Provided by: freebsd-manpages_12.0-1_all
aio_waitcomplete — wait for the next completion of an aio request
Standard C Library (libc, -lc)
#include <aio.h> ssize_t aio_waitcomplete(struct aiocb **iocbp, struct timespec *timeout);
The aio_waitcomplete() system call waits for completion of an asynchronous I/O request. Upon completion, aio_waitcomplete() returns the result of the function and sets iocbp to point to the structure associated with the original request. If an asynchronous I/O request is completed before aio_waitcomplete() is called, it returns immediately with the completed request. If timeout is a non-NULL pointer, it specifies a maximum interval to wait for a asynchronous I/O request to complete. If timeout is a NULL pointer, aio_waitcomplete() waits indefinitely. To effect a poll, the timeout argument should be non-NULL, pointing to a zero-valued timeval structure. The aio_waitcomplete() system call also serves the function of aio_return(), thus aio_return() should not be called for the control block returned in iocbp.

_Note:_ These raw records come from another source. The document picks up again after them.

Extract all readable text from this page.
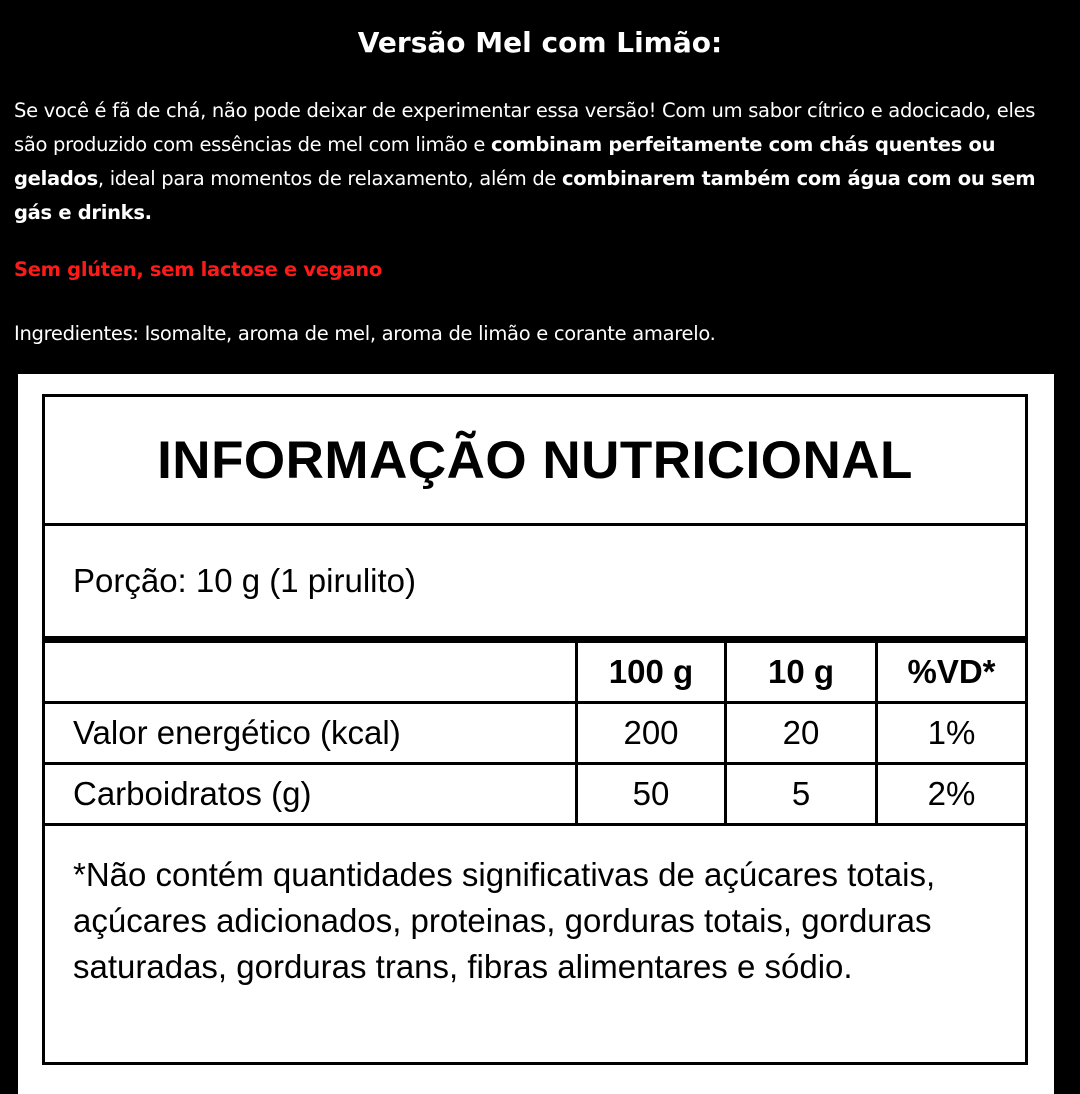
Versão Mel com Limão:
Se você é fã de chá, não pode deixar de experimentar essa versão! Com um sabor cítrico e adocicado, eles são produzido com essências de mel com limão e combinam perfeitamente com chás quentes ou gelados, ideal para momentos de relaxamento, além de combinarem também com água com ou sem gás e drinks.
Sem glúten, sem lactose e vegano
Ingredientes: Isomalte, aroma de mel, aroma de limão e corante amarelo.
INFORMAÇÃO NUTRICIONAL
Porção: 10 g (1 pirulito)
	100 g	10 g	%VD*
Valor energético (kcal)	200	20	1%
Carboidratos (g)	50	5	2%
*Não contém quantidades significativas de açúcares totais, açúcares adicionados, proteinas, gorduras totais, gorduras saturadas, gorduras trans, fibras alimentares e sódio.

If an asynchronous I/O request has completed, iocbp is set to point to the control block passed with the original request, and the status is returned as described in read(2), write(2), or fsync(2). On failure, aio_waitcomplete() returns -1, sets iocbp to NULL and sets errno to indicate the error condition.
The aio_waitcomplete() system call fails if: [EINVAL] The specified time limit is invalid. [EAGAIN] The process has not yet called aio_read() or aio_write(). [EINTR] A signal was delivered before the timeout expired and before any asynchronous I/O requests completed. [EWOULDBLOCK] [EINPROGRESS] The specified time limit expired before any asynchronous I/O requests completed.
aio_cancel(2), aio_error(2), aio_read(2), aio_return(2), aio_suspend(2), aio_write(2), fsync(2), read(2), write(2), aio(4)
The aio_waitcomplete() system call is a FreeBSD-specific extension.
The aio_waitcomplete() system call first appeared in FreeBSD 4.0.